Of course, the visual appearance of a “Blood of the Moon” that’s possibly alluded to in Revelation is a real phenomena that you can see next week from North and South America as the Moon enters into the dark umbra or core of the shadow of the Earth. But this occurs during every total lunar eclipse, and the redness of the Moon is simply due to the scattering of sunlight through the Earth’s atmosphere.

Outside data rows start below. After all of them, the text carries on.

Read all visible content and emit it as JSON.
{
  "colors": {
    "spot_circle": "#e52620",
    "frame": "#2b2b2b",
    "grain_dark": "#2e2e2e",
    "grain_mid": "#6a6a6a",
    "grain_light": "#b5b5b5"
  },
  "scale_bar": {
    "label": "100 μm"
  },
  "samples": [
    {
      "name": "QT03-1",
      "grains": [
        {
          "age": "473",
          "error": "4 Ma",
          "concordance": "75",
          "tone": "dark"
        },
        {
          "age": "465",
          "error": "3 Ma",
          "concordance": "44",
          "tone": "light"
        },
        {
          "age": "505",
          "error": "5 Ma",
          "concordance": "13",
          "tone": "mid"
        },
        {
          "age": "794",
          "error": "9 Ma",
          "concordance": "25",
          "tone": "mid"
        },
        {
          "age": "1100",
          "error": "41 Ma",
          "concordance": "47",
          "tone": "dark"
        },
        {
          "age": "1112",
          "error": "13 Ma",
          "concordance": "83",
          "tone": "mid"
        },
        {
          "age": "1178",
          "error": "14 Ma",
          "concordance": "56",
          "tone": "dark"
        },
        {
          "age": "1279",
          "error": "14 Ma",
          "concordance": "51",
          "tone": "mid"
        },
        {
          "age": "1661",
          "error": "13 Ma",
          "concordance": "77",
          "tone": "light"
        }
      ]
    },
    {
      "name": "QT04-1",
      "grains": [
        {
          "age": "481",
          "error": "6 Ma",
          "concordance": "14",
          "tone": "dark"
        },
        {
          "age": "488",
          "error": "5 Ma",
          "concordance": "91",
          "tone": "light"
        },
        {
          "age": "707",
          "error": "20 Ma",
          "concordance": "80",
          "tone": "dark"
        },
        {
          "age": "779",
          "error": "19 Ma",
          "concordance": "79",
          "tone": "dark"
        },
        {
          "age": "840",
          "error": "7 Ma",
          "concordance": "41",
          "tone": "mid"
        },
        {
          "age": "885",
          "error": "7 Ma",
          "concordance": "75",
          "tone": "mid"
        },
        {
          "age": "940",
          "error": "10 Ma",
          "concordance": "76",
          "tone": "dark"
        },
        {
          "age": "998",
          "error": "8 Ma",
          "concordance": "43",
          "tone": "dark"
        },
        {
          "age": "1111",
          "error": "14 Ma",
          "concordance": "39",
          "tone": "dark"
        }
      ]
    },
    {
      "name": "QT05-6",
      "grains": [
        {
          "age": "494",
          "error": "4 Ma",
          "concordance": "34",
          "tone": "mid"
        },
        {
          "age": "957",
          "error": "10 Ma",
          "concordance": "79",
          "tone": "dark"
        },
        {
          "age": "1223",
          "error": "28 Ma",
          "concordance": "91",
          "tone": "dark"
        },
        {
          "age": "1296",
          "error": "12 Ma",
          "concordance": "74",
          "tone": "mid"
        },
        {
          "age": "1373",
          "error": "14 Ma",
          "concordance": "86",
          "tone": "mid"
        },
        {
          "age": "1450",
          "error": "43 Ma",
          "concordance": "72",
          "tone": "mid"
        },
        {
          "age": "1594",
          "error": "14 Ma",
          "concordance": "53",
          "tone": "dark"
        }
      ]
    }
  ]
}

Incidentally, this redness can vary considerably due to the amount of dust, ash, and particulate aerosols aloft in the Earth’s atmosphere, resulting in anything from a bright cherry red eclipse during totality to an eclipsed Moon almost disappearing from view altogether… but it’s well understood by science and not at all supernatural.
Curiously, the Revelation passage could be read to mean a total solar eclipse as well, though both can never happen on the same day. Lunar and solar eclipses occur in pairs two weeks apart at Full and New Moon phases when the nodes of the Moon’s ecliptic crossing comes into alignment with the Sun — known as a syzygy, an ultimate triple word score in Scrabble, by the way — and this eclipse season sees a non-central annular eclipse following the April 15th eclipse on April 29th.
And yes, earthquakes, wars, disease, relationship breakups and lost car keys are on tap to occur in 2014 and 2015… just like during any other year. Lunar eclipses marked the fall of Constantinople in 1453 and the World Series victory of the Red Sox in 2004, but they’re far from rare. We humans love to see patterns, and sometimes this habit works against us, making us see them where none exists. This is simply a case of the gambler’s fallacy, counting the hits at the cost of the misses. We could just as easily make a case that the upcoming eclipse tetrad of April 15th, October 8th, April 4th and September 28th marks US Tax Day, Croatian Independence Day, The Feast of Benedict of the Moor & — Michael Scott take note — International World Rabies Day… perhaps the final 2015 eclipse should be known as a “Rabies Moon?”
So, what’s the harm in believing in a little gloom and doom? The harm in believing the world ends tomorrow comes when we fail to plan for still being here the day after. The harm comes when something like the Heavens Gate mass suicide goes down. We are indeed linked to the universe, but not in the mundane and trivial way that astrologers and doomsdayers would have you believe. Science shows us where we came from and where we might be headed. We’ve already fielded queries from folks asking if it’s safe (!) to stare at the Blood Moon during the eclipse, and the answer is yes… don’t give in to superstition and miss out on this spectacular show of nature because of some internet nonsense.